Friday, March 04, 2005

A brief history of vignettes

I regularly peruse Brickshelf, a website that provides free webspace for LEGO fans from all over the world to share pictures of their creations. Back in September, I noticed a similar building style shared by a few Japanese LEGO fans--Makato (who seems to have since disappeared), Sugegasa, and Yuriko Hanai. Each of these illustrated a scene within a very small space. I thought this was a cool idea, and posted it on Classic-Castle (a site for LEGO castle fans).

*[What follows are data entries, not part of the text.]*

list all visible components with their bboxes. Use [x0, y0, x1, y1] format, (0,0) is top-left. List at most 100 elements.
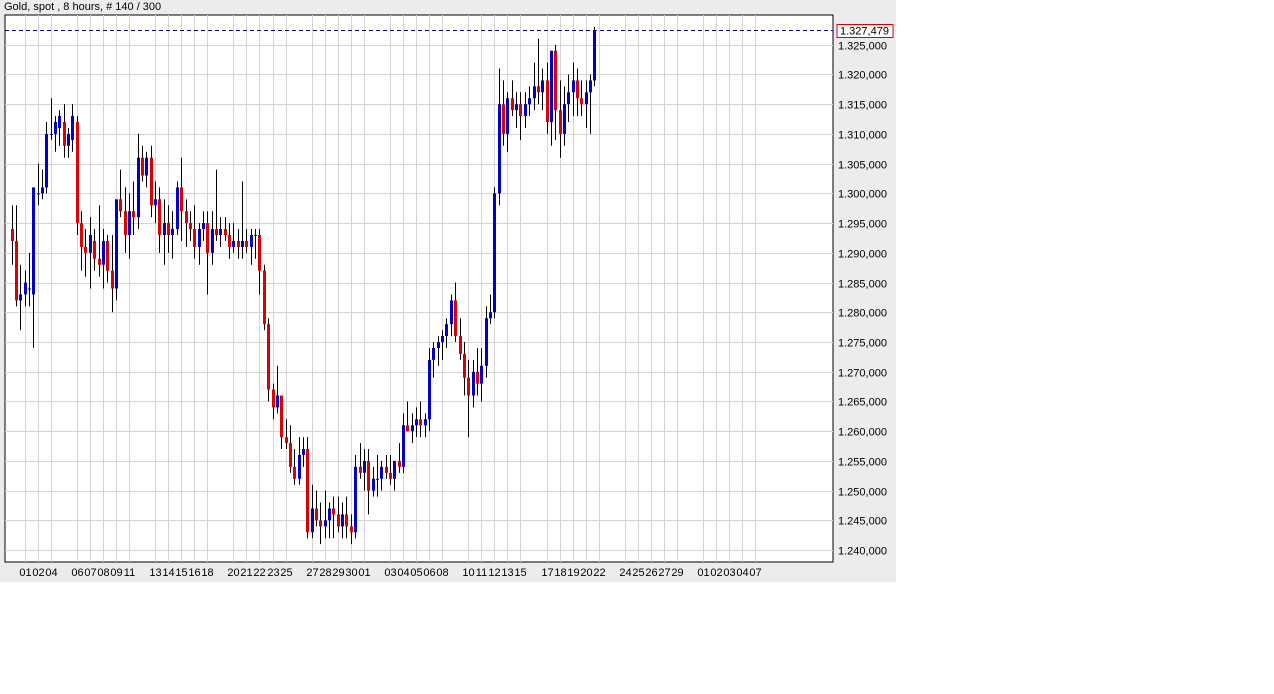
candle-body — [537, 86, 540, 93]
candle-body — [459, 336, 462, 354]
y-tick-label: 1.265,000 — [838, 397, 887, 409]
candle-body — [419, 419, 422, 426]
candle-body — [389, 472, 392, 479]
candle-body — [385, 466, 388, 473]
candle-body — [150, 157, 153, 206]
candle-body — [237, 240, 240, 247]
x-tick-label: 06 — [423, 567, 435, 579]
candle-body — [111, 270, 114, 289]
candle-body — [589, 80, 592, 93]
x-tick-label: 22 — [593, 567, 605, 579]
candle-body — [41, 187, 44, 194]
candle-body — [328, 508, 331, 521]
candle-body — [515, 104, 518, 111]
candle-body — [380, 466, 383, 479]
candle-body — [245, 240, 248, 247]
candle-body — [341, 514, 344, 527]
candle-body — [119, 199, 122, 212]
chart-panel: 1.327,479 1.240,000 1.245,000 1.250,000 1.2… — [0, 0, 896, 582]
candle-body — [376, 478, 379, 480]
candle-body — [580, 98, 583, 105]
candle-body — [276, 395, 279, 408]
candle-body — [45, 133, 48, 188]
candle-body — [280, 395, 283, 438]
x-tick-label: 14 — [162, 567, 174, 579]
candle-body — [285, 437, 288, 444]
last-price-label: 1.327,479 — [840, 26, 889, 38]
x-tick-label: 17 — [541, 567, 553, 579]
candle-body — [506, 98, 509, 134]
candle-body — [171, 229, 174, 235]
x-tick-label: 13 — [149, 567, 161, 579]
candle-body — [106, 240, 109, 271]
candle-body — [454, 300, 457, 337]
x-tick-label: 19 — [567, 567, 579, 579]
candle-body — [298, 454, 301, 479]
x-tick-label: 05 — [410, 567, 422, 579]
candle-body — [158, 199, 161, 235]
candle-body — [476, 371, 479, 384]
candle-body — [141, 157, 144, 176]
candle-body — [80, 223, 83, 247]
candle-body — [189, 223, 192, 230]
y-tick-label: 1.275,000 — [838, 338, 887, 350]
x-tick-label: 12 — [488, 567, 500, 579]
candle-body — [167, 223, 170, 235]
candle-body — [137, 157, 140, 218]
candle-body — [176, 187, 179, 230]
candle-body — [224, 229, 227, 235]
candle-body — [32, 187, 35, 295]
candle-body — [102, 240, 105, 265]
candle-body — [228, 234, 231, 247]
candle-body — [185, 211, 188, 224]
x-tick-label: 10 — [462, 567, 474, 579]
candle-body — [76, 122, 79, 224]
candle-body — [128, 211, 131, 235]
x-tick-label: 15 — [175, 567, 187, 579]
candle-body — [215, 229, 218, 235]
candle-body — [332, 508, 335, 515]
candle-body — [415, 419, 418, 426]
candle-body — [480, 365, 483, 384]
candle-body — [93, 240, 96, 259]
candle-body — [402, 425, 405, 467]
candle-body — [337, 514, 340, 527]
candle-body — [28, 288, 31, 290]
candle-body — [289, 443, 292, 467]
candle-body — [367, 460, 370, 491]
y-tick-label: 1.245,000 — [838, 516, 887, 528]
candle-body — [232, 240, 235, 247]
candle-body — [567, 92, 570, 105]
candle-body — [54, 122, 57, 134]
x-tick-label: 21 — [240, 567, 252, 579]
candle-body — [554, 50, 557, 111]
x-tick-label: 01 — [19, 567, 31, 579]
candle-body — [124, 211, 127, 235]
y-axis: 1.240,000 1.245,000 1.250,000 1.255,000 1.26… — [838, 41, 887, 558]
candle-body — [576, 80, 579, 99]
y-tick-label: 1.290,000 — [838, 249, 887, 261]
x-tick-label: 20 — [227, 567, 239, 579]
x-tick-label: 07 — [749, 567, 761, 579]
chart-title: Gold, spot , 8 hours, # 140 / 300 — [4, 1, 162, 13]
candle-body — [58, 116, 61, 128]
candle-body — [463, 353, 466, 378]
candle-body — [63, 122, 66, 146]
y-tick-label: 1.240,000 — [838, 546, 887, 558]
x-tick-label: 08 — [97, 567, 109, 579]
candle-body — [585, 92, 588, 105]
candle-body — [511, 98, 514, 111]
candle-body — [206, 223, 209, 253]
candle-body — [319, 520, 322, 527]
x-tick-label: 02 — [710, 567, 722, 579]
x-tick-label: 04 — [736, 567, 748, 579]
x-tick-label: 03 — [723, 567, 735, 579]
x-tick-label: 15 — [514, 567, 526, 579]
chart-canvas: 1.327,479 1.240,0001.245,0001.250,0001.2… — [4, 14, 894, 579]
candle-body — [11, 229, 14, 241]
y-tick-label: 1.280,000 — [838, 308, 887, 320]
candle-body — [115, 199, 118, 289]
x-tick-label: 09 — [110, 567, 122, 579]
candle-body — [363, 460, 366, 473]
x-tick-label: 28 — [319, 567, 331, 579]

A few days later I posted some vignettes of my own. The idea seemed to catch on. Over the next few weeks other Classic Castle members posted their vignettes. Soon the fad spread to other LEGO fan forums, and it was off to the races. Classic-Castle had a vignette category in our annual contest, and it was by far the most popular category, with 57 entries by 38 different builiders. Now, Lugnet, the most prominent AFOL site, has added a vignette newsgroup, giving vignettes a solid home in the AFOL world.

Anyway, that's the story. I feel a little bit of parental pride towards this area of building, at least how it has grown in the English-speaking part of the LEGOverse. There were obviously these Japanese builders who started me off (I do not know if they built independantly, or if they correspond via some Japanese-language forums--as far as I can tell they have never posted in the major English-language forums). Edit: I have recently found a website, The Art Museum of LEGO Vignette, that documents these Japanese creations. There have also been other MOCs that would be defined as vignettes (e.g. this trophy by Aaron Sneary). Heck, even some official sets could be technically called vignettes. But this current wave of building seems to have grown over the past five months.